At home. Jane went to an OB Gyne last Wednesday because of a painful bukol. According to the doctor, she has a cyst and should refrain from working for the meantime. So the next day, we talked about the one thing that I have been fearing for, her resignation. Let me be more specific, her immediate irrevocable resignation. After our heart-to-heart talk, I contacted Gigi, who like Jane used to be my aunt’s kasambahay. Gigi texted me last week if I need an additional helper. I told her no but I will refer her to me friends. In the back of my mind, I knew that there’s a possibility that Jane might leave us, so I didn’t give her number to my friends. Gigi said she can start today. yey! Thursday, during my lunch break, I hurriedly looked for Smart padala booths. I found one and sent her 2000. She said 500 would be for her fare, the rest of the money for her children. Jane was nice enough to agree to stay with us for a few days once Gigi is here for some training and transition…… But wait there is more! Just when I thought all is well, Gigi informed me yesterday that her mother was rushed to the hospital. She offered her cousin as her temporary replacement. Since I am not comfy leaving Aki and our house with someone I don’t know, I told Gigi to ask their doctor for an idea on how long will they be staying in the hospital. If it will just be for a few days, I’d rather wait for her. Then today, just a few hours ago, she informed me that her mother passed away. Big sigh.

Family. My Ate Julie’s husband passed away yesterday. Kuya Dindo is only in his 30′s. Their baby is only 2 years old. They just celebrated their 2nd wedding anniversary a few months ago. Ate Julie is one of the nicest people in the world. She sacrificed her career to look after my lola. Kuya Dindo is nice too. They were not a couple yet when he was introduced to us. Back then we saw alredy how his personality complimented my cousin’s. Ate Julie is a toughie while Kuya Dindo is kalog and funny. Life really is unfair. Pls include them and their son, Dominic, in your prayers.  

Aki’s Party. All major suppliers are already booked. If I weren’t OC crazy for parties, then we are all set. But I am OC crazy. I want to make powerpoint presentations for my suppliers and discuss my concerns and requests with them.

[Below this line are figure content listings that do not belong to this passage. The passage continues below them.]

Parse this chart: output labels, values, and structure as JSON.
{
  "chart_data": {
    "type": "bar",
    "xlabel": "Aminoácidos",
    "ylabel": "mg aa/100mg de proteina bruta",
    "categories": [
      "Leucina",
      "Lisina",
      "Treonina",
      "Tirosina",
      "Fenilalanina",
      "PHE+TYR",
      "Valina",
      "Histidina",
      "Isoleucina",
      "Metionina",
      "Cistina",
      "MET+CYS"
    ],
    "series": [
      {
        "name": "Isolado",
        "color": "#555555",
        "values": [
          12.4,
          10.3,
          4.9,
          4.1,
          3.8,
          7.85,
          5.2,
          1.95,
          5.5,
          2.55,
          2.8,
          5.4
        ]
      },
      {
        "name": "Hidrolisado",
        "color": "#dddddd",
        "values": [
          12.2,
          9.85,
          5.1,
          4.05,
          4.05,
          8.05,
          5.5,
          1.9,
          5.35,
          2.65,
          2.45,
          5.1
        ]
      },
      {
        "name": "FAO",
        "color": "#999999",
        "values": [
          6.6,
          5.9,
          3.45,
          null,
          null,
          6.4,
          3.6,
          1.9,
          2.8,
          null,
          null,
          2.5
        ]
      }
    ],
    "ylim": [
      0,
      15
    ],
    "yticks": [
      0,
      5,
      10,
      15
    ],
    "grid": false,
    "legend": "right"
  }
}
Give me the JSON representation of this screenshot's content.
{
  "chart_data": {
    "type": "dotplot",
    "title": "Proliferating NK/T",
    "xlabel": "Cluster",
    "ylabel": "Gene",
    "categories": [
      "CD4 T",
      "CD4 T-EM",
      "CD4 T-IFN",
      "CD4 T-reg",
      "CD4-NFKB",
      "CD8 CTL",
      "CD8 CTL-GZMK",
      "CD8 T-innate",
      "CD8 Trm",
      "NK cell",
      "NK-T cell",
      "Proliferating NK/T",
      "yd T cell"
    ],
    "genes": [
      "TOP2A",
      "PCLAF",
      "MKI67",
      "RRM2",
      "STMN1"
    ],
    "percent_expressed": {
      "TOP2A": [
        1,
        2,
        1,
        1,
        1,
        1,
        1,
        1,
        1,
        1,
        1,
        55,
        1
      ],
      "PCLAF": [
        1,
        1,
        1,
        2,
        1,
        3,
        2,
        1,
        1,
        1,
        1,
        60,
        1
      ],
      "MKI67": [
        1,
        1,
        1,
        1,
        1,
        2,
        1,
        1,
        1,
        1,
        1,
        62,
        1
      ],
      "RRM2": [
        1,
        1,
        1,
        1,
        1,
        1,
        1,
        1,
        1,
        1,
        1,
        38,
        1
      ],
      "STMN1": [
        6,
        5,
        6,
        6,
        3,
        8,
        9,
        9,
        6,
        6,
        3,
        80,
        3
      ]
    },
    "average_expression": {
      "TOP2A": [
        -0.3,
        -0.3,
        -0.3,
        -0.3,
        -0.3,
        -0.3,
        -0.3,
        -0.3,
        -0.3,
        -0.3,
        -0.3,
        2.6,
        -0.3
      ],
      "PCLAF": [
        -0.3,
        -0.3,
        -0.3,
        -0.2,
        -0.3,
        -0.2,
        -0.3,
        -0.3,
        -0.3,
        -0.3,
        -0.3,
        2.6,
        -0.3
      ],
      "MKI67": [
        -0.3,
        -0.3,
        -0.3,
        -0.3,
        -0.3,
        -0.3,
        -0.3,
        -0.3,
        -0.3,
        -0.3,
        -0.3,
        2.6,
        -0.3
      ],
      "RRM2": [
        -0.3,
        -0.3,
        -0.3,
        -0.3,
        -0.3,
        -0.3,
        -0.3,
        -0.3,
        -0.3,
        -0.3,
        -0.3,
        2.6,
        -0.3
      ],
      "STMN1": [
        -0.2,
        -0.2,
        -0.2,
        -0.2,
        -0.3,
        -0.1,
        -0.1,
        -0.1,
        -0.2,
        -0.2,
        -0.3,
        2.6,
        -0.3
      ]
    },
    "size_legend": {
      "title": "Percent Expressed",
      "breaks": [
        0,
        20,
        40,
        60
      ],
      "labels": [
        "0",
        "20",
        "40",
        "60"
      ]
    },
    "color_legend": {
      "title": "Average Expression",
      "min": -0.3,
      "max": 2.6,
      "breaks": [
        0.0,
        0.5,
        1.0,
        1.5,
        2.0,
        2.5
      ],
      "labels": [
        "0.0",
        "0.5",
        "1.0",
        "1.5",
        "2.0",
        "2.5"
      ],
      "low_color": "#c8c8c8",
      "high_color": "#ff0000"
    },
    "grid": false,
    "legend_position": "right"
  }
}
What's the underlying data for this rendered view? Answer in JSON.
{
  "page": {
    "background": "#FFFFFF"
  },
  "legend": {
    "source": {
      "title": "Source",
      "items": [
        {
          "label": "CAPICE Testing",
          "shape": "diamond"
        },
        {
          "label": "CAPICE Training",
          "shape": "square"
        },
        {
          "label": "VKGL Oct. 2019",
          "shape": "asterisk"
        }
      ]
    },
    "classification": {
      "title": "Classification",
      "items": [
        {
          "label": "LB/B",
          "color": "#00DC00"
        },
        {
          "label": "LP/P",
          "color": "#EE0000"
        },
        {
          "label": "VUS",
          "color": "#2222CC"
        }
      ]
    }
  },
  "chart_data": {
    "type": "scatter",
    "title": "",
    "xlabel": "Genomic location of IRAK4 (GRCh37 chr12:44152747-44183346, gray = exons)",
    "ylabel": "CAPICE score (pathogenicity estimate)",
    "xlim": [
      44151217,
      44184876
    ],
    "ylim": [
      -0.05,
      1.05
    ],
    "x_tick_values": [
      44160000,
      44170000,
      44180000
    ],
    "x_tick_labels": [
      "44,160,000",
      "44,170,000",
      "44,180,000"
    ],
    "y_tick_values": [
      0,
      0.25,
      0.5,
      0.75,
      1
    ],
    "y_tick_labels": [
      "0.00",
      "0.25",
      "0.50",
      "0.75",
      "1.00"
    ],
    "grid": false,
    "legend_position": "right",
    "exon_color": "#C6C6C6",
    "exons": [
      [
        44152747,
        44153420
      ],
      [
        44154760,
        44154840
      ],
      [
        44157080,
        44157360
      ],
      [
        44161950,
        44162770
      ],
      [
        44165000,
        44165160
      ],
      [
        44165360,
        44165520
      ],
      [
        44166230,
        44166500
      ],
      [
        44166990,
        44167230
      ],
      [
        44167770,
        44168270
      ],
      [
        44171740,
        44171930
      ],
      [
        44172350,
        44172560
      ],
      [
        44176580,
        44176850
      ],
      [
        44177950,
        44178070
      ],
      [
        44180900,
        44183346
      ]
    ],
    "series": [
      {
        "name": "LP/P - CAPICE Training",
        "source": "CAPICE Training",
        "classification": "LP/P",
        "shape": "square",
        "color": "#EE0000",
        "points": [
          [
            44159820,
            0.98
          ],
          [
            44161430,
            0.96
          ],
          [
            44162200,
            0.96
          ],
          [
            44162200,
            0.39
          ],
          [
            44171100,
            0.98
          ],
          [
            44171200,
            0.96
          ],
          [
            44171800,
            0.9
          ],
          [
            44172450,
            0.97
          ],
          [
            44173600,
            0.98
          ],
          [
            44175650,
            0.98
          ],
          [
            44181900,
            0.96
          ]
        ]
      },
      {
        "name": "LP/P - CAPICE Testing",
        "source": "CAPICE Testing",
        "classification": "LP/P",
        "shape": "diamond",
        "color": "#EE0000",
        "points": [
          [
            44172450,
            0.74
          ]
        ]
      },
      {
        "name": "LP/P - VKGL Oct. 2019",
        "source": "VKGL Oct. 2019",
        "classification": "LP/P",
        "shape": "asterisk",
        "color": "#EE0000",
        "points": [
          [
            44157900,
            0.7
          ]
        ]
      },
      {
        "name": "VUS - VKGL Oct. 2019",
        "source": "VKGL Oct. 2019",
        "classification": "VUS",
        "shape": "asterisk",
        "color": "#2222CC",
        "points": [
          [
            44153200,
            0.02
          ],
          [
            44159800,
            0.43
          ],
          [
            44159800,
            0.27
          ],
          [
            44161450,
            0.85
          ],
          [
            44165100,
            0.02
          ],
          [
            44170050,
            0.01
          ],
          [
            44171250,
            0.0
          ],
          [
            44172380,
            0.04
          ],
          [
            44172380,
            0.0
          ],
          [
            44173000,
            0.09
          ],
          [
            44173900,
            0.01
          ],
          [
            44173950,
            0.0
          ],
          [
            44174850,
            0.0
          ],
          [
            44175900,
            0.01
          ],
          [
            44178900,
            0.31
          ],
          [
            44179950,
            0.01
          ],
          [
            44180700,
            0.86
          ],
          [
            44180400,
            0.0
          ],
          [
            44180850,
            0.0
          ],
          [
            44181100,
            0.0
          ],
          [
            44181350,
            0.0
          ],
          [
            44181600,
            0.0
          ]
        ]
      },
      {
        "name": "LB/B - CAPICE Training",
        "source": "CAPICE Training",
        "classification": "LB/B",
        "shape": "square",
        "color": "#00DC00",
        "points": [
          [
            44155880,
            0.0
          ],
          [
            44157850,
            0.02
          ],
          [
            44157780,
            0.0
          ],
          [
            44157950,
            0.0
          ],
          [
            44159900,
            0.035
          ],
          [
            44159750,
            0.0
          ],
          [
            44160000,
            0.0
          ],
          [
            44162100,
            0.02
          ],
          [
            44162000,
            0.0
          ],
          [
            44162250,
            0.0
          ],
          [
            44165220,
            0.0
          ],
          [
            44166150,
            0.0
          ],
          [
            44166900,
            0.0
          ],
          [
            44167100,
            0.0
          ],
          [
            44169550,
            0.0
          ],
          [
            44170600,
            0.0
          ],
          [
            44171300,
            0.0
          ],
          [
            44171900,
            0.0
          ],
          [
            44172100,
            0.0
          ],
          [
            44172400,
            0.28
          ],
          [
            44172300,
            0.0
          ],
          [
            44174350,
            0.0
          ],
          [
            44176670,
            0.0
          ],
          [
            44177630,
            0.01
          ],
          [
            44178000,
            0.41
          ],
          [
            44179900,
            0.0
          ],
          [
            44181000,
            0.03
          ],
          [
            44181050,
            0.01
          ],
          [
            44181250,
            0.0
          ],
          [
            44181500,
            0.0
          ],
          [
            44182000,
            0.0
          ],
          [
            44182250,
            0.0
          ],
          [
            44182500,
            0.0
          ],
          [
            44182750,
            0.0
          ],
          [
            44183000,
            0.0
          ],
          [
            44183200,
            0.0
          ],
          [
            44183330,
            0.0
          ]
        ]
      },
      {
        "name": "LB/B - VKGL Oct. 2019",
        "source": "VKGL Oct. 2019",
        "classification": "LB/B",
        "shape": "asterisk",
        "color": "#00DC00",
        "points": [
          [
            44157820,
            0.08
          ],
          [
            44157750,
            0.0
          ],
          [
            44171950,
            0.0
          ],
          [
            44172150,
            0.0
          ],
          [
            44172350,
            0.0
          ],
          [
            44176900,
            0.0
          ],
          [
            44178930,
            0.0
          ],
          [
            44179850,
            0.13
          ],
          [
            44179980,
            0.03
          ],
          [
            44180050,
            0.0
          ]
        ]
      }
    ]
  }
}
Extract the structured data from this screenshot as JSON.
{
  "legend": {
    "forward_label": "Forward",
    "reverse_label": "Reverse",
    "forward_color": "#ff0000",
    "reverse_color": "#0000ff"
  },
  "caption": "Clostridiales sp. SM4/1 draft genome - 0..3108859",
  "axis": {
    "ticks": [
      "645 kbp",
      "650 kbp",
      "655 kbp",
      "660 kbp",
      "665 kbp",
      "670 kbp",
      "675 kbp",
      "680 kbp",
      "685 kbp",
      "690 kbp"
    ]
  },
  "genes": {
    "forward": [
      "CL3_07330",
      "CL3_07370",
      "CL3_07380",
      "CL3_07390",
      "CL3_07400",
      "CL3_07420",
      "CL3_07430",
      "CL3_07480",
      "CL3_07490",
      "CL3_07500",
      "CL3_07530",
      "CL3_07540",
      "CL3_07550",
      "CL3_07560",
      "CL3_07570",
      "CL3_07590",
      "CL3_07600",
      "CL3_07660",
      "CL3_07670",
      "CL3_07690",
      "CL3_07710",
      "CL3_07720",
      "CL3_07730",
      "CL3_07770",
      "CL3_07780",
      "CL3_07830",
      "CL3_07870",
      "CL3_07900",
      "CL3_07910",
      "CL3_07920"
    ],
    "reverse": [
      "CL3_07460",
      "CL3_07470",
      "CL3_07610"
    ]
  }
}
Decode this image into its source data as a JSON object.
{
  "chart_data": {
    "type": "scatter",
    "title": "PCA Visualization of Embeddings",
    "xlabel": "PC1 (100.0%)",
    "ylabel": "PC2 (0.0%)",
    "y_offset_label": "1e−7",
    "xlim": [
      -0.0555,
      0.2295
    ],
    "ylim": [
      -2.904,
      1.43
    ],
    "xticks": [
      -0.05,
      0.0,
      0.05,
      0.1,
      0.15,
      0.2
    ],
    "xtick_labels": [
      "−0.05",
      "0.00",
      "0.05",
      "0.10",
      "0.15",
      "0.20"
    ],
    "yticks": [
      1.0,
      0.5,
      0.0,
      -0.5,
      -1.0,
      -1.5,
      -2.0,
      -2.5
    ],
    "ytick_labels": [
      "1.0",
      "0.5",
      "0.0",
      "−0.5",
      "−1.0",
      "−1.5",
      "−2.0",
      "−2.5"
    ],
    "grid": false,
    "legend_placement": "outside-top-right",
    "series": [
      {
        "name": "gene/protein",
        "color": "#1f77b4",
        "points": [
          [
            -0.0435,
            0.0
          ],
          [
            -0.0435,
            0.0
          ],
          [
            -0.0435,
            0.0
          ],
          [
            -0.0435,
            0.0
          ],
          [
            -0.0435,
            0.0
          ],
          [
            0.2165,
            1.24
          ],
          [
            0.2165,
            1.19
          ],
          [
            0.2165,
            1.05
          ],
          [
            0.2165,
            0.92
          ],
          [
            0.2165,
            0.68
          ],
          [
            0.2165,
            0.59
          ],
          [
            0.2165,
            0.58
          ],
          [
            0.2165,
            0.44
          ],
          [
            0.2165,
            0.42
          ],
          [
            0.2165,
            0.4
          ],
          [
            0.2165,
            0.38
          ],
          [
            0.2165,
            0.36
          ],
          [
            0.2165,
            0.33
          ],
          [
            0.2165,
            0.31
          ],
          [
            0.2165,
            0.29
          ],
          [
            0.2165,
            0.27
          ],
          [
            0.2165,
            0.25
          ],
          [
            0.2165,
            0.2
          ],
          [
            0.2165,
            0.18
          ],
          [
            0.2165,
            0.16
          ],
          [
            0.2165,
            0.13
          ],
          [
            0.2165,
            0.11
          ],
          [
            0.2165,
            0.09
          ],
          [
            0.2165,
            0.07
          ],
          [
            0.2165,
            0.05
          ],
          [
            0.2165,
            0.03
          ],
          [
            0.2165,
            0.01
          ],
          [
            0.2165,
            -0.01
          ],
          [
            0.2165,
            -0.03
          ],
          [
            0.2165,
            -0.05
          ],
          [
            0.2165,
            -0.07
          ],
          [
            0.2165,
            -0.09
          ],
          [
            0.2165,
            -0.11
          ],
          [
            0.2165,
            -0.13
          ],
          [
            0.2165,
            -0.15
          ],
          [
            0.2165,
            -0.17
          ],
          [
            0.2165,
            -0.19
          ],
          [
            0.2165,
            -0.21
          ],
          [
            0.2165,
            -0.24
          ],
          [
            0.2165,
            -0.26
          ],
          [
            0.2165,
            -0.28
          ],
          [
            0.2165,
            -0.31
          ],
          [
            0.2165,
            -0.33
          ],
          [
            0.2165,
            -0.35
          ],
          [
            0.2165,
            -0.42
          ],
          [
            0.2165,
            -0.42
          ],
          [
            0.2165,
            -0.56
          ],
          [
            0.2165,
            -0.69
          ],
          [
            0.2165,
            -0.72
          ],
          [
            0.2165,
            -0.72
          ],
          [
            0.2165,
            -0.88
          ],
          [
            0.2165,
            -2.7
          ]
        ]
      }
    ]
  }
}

Grandparent’s day. It is been a week already but I can’t help myself from missing Mama and Papa, my paternal grandparents. Both are already in heaven. I will always remember Papa for letting me snack on Milo powder with a little water. When I was in Grade 2, they left for the US to look after my cousins. I remember crying myself to sleep everytime there is a letter from Papa. Mama on the other hand will be remembered for always wearing her signature jewelry even if it is just a normal day in the house. She used to spend every morning teasing her hair then spraying it with SprayNet. She’s very proud of her house and would be thrilled everytime there’s an opportunity to tour guests in the house. Now that I am a homeowner and a mother, I am seeing how much I wish I was like Mama.I wish I could take care of myself, of my house and of my family the way she did.
There are many things to be thankful for but with all these happening at the same time, overwhelmed is the best word to describe how I am feeling. All I want to do is close my eyes, and take deep,slow breathes.
 

PS. Since Jane left, we evacuated and have been staying with my in-laws. Thank God for in-laws who live near their children.

PS2. Jane will be under medication for 1 month, after which doc will assess if surgery will be needed. Jane’s meds are not at all budget friendly, even for me. Her meds, which are not available in generic pharmacies, for 3 days cost 600 pesos. Next week, she will be prescribed another medicine, which according to the doc is even more expensive, and which she will need to take for the next four weeks. If you know places where we can find cheaper meds,or organizations that can offer financial support, pls let me know.